By David Morgan – HKJC
Neil Callan must have done something right at the weekend. The Irishman had a rare sit on a John Size-trained galloper on Saturday afternoon and finds himself in the hot seat in the finale at Happy Valley on Wednesday (6 April) night atop the handler’s exciting young sprinter Country Star.
“Maybe he’s feeling sorry for me!” Callan said with a smile as he stopped to speak between barrier trials at Sha Tin this morning (Tuesday, 5 March).
Country Star (133lb) has five wins already in this his debut campaign. That tally equates to 50% of Callan’s entire haul for the season. His 10 wins have been tough to accrue and represent a noticeable drop away from the kind of pace he maintained when securing 47 wins and third place in the premiership just two seasons ago.
“It’s a little bit frustrating because I always want more and I want to be further up the table,” the rider said. “It comes down to getting the right runs, the right draws, and getting on the right horses at the right time. Sometimes that’s happened for me this season and sometimes it hasn’t.”

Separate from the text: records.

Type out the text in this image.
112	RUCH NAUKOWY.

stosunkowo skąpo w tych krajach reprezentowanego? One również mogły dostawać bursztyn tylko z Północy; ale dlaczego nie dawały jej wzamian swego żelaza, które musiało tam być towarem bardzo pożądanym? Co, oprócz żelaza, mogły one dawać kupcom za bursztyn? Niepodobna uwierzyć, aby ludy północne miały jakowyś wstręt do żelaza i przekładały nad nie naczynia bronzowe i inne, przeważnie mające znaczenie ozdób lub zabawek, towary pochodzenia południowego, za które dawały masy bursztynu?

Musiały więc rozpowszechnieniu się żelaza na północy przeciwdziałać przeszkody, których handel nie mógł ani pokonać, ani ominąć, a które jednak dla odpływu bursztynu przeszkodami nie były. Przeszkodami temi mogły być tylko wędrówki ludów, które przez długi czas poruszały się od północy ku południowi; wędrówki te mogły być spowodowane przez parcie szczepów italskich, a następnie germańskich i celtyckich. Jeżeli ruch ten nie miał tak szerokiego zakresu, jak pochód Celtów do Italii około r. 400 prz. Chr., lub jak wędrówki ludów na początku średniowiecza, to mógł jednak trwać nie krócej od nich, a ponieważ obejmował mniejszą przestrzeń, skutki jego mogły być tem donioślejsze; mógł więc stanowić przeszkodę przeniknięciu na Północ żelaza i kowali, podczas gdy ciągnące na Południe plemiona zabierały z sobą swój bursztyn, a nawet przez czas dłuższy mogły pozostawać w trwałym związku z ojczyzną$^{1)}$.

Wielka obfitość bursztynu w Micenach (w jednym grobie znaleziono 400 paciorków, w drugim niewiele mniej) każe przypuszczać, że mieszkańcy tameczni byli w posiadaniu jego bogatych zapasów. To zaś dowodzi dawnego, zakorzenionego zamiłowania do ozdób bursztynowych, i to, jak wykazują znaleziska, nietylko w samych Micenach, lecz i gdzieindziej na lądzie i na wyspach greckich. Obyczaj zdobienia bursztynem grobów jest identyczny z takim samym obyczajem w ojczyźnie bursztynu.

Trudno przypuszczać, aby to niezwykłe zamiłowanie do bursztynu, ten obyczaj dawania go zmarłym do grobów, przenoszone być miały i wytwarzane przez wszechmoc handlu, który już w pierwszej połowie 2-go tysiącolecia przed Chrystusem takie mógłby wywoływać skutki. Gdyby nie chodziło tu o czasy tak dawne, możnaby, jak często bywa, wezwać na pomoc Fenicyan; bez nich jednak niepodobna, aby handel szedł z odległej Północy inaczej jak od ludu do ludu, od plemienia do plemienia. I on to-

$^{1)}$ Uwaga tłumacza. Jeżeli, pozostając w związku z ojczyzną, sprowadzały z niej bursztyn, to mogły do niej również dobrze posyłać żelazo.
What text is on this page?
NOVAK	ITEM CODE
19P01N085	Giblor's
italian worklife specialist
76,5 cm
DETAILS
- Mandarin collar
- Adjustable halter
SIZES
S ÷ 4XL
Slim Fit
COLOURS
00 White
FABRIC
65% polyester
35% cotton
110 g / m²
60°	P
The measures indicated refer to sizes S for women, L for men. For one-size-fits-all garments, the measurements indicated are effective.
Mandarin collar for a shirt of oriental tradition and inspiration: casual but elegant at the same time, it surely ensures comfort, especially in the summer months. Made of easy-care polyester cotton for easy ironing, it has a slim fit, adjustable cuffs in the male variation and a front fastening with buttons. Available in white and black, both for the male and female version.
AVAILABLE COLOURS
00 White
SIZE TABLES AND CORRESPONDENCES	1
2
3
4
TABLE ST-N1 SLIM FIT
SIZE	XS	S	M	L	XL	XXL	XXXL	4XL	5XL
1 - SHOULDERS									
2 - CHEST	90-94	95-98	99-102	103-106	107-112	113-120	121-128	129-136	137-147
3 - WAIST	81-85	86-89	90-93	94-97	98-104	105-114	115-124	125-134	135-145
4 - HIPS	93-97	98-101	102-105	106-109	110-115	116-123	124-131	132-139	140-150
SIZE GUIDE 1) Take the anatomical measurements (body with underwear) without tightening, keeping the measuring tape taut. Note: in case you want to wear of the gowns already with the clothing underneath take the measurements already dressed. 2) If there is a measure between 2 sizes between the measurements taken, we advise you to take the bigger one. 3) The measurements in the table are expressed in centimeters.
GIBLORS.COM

Following on from riding Enrichment to third-place for Size at the weekend, Country Star could well be one of those timely pick-ups. Callan steps in for the mount on the talented three-year-old thanks to a Joao Moreira suspension.

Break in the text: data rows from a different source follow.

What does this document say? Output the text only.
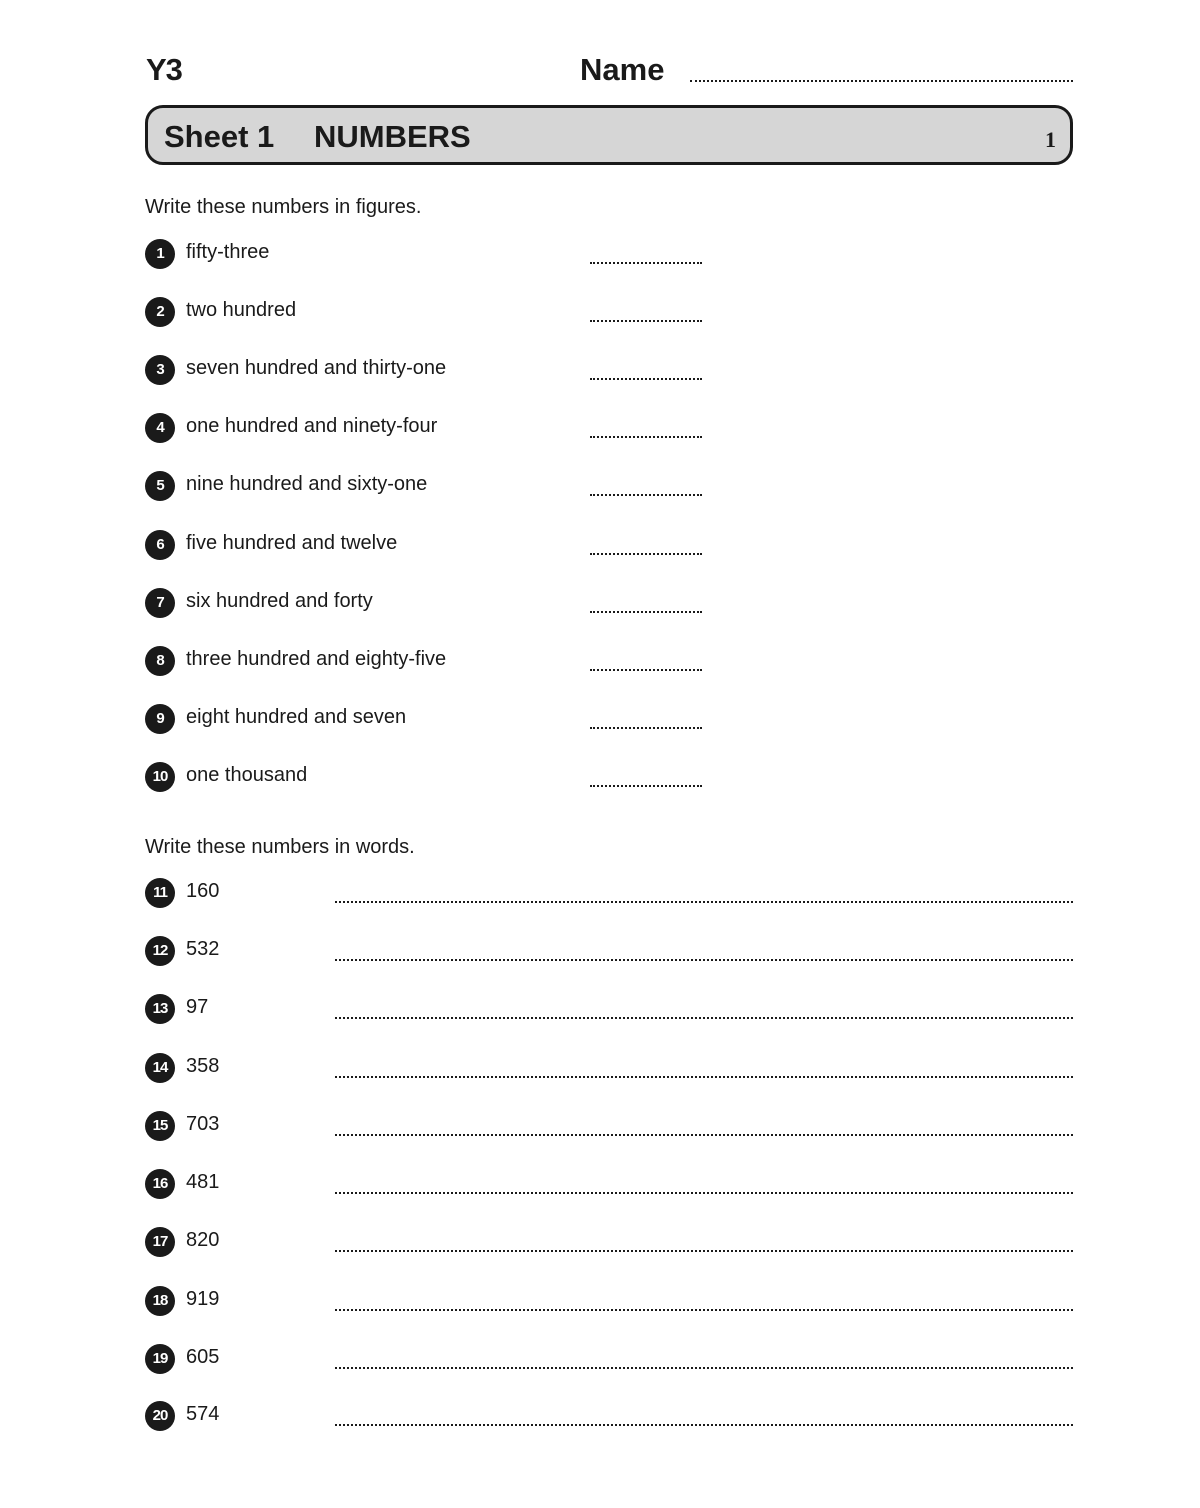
Y3	Name
Sheet 1 NUMBERS	1
Write these numbers in figures.
1	fifty-three
2	two hundred
3	seven hundred and thirty-one
4	one hundred and ninety-four
5	nine hundred and sixty-one
6	five hundred and twelve
7	six hundred and forty
8	three hundred and eighty-five
9	eight hundred and seven
10 one thousand
Write these numbers in words.
11 160
12 532
13 97
14 358
15 703
16 481
17 820
18 919
19 605
20 574
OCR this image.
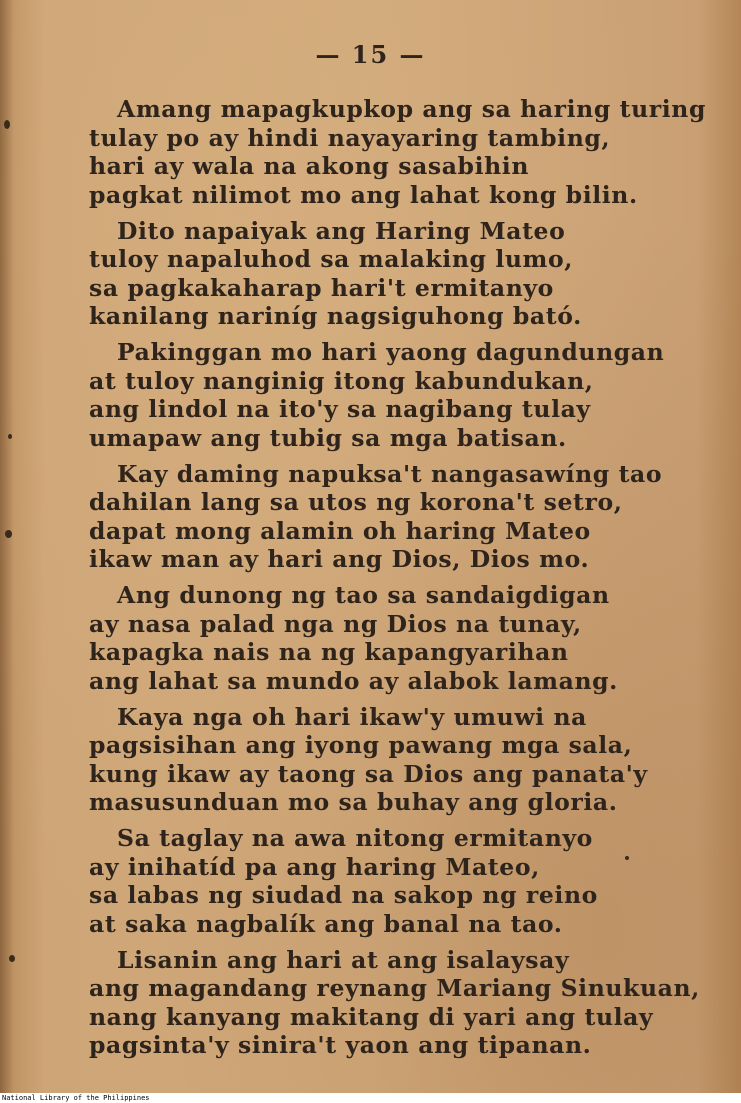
— 15 —
Amang mapagkupkop ang sa haring turing
tulay po ay hindi nayayaring tambing,
hari ay wala na akong sasabihin
pagkat nilimot mo ang lahat kong bilin.
Dito napaiyak ang Haring Mateo
tuloy napaluhod sa malaking lumo,
sa pagkakaharap hari't ermitanyo
kanilang nariníg nagsiguhong bató.
Pakinggan mo hari yaong dagundungan
at tuloy nanginig itong kabundukan,
ang lindol na ito'y sa nagibang tulay
umapaw ang tubig sa mga batisan.
Kay daming napuksa't nangasawíng tao
dahilan lang sa utos ng korona't setro,
dapat mong alamin oh haring Mateo
ikaw man ay hari ang Dios, Dios mo.
Ang dunong ng tao sa sandaigdigan
ay nasa palad nga ng Dios na tunay,
kapagka nais na ng kapangyarihan
ang lahat sa mundo ay alabok lamang.
Kaya nga oh hari ikaw'y umuwi na
pagsisihan ang iyong pawang mga sala,
kung ikaw ay taong sa Dios ang panata'y
masusunduan mo sa buhay ang gloria.
Sa taglay na awa nitong ermitanyo
ay inihatíd pa ang haring Mateo,
sa labas ng siudad na sakop ng reino
at saka nagbalík ang banal na tao.
Lisanin ang hari at ang isalaysay
ang magandang reynang Mariang Sinukuan,
nang kanyang makitang di yari ang tulay
pagsinta'y sinira't yaon ang tipanan.
National Library of the Philippines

“Country Star’s a nice horse, John’s placed him well and trained him well and every time he’s put him in a race he’s won or been second,” he noted.

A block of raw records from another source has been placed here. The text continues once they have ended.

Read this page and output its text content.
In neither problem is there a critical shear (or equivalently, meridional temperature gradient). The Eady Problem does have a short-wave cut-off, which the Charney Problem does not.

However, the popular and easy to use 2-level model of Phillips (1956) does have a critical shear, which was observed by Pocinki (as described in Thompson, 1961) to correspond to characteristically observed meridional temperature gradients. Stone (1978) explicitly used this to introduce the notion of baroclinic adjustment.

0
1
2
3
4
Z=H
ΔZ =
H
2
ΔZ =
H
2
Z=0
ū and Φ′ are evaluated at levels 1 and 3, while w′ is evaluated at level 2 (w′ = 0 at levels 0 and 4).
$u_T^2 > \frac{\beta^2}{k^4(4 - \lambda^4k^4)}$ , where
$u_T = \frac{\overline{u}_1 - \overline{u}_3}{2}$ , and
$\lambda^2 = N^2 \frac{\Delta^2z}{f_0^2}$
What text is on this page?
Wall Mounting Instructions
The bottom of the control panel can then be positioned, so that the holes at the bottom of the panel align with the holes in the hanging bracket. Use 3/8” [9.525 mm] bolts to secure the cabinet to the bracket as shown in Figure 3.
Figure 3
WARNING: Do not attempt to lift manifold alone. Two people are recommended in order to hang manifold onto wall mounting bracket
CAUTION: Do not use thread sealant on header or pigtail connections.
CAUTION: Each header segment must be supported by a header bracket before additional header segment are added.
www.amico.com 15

“He has to go and carry top-weight in a Class 2 but last time he carried a bit of weight and won well. He’s got a nice draw (6), we know he likes the track and John’s horses are in great form so hopefully we can get a winner for him.”
Whether he can secure a victory on the Starcraft gelding to give his season a boost remains to be seen but win or lose Callan will stick to the hard-grafting template that has earned him the “Iron Man” moniker among Hong Kong’s racing fans.
“I’ve been working as hard as ever but it’s just the rub of the green,” he observed. “I’m not doing anything differently, I’m still trying hard to win and I’m still doing things right.
“It’s so competitive here that when you see a length covering a field of 14 horses it shows how difficult it is. Once you get through the first third of the season here, the jockeys who are winning the most in the early part are the ones that pick up the better rides as they go along. It doesn’t change my approach because I feel if you change and try to force things you ride badly and it gets noticed here.”
Callan has a full book of eight rides at the mid-week fixture, including Harrier Jet in race seven, the consistent Top Laurels in race five, and, in race two, the 25-race maiden Dollar Reward who has been knocking on the door this term.
“If they can go fast and Harrier Jet can get down the inside and get all the breaks he’s more than capable,” he said. “Top Laurels is very fit and with a little bit of luck, hopefully he can get his head in front. Dollar Reward’s taken a long time to acclimatise and he’s gone close on his last few runs so that means he’s in good form.”
And, as he pointed out, he has 19 seconds and 25 third-placed finishes alongside his wins.
“It’s all a balancing act and you just need that bit of luck to fall your way with good rides, good draws, the right tempo and then, bang, you’ve got three winners in a night and the dynamic shifts.”
Facing the Music
Callan takes the view that Country Star might well have the necessary quality to overcome his 133lb burden in the Class 2 Arsenal Handicap (1200m) against a strong field that includes another sprinter of some potential, Music Addition (124lb).
The Me Tsui-trained galloper has only raced four times but has been impressive in winning his last two. Callan, though, feels his mount might still have an edge.
“Music Addition’s won well twice but he’s got to step up again whereas my fella’s already been there,” he said. “I do like Country Star, he’s got a bit of class and he’s only a three-year-old so he might just be able to take the next step up. He’s progressed quite quickly in a short space of time so let’s hope he can step up again and carries on along that curve.”
The 12-strong field also features the Chris So-trained Hinchinlove (120lb), seeking a first win at start seven. The four-year-old ran third to leading BMW Hong Kong Derby hope Waikuku two starts back and was fourth off a tough trip last time; he returns to the Valley for the first time since a first-up third over 1000m.
“It was an odd race,” jockey Zac Purton said of his last start. “It looked like there was no speed, on paper, and then every horse wanted to take a sit. It just didn’t work out well for us.
“He still loomed up as if he had his chance and he didn’t quite go on with it – he’s a very quirky horse. He does a little bit wrong, even in the mornings. He’s the type of horse that needs everything to fall correctly for him to be able to get the job done. I think he’s better than what we’ve seen so far but he’s his own worst enemy.”
The Tony Cruz-trained California Fortune (130lb) was third to the highly-regarded Regency Legend two runs back and was just pipped by the talented Wishful Thinker at the course and distance three weeks ago. Also in the field is the John Moore-trained Storm Signal (119lb), unlucky last time out.
Wednesday’s action starts at 7.15pm with the Class 5 Lockhart Handicap (1800m).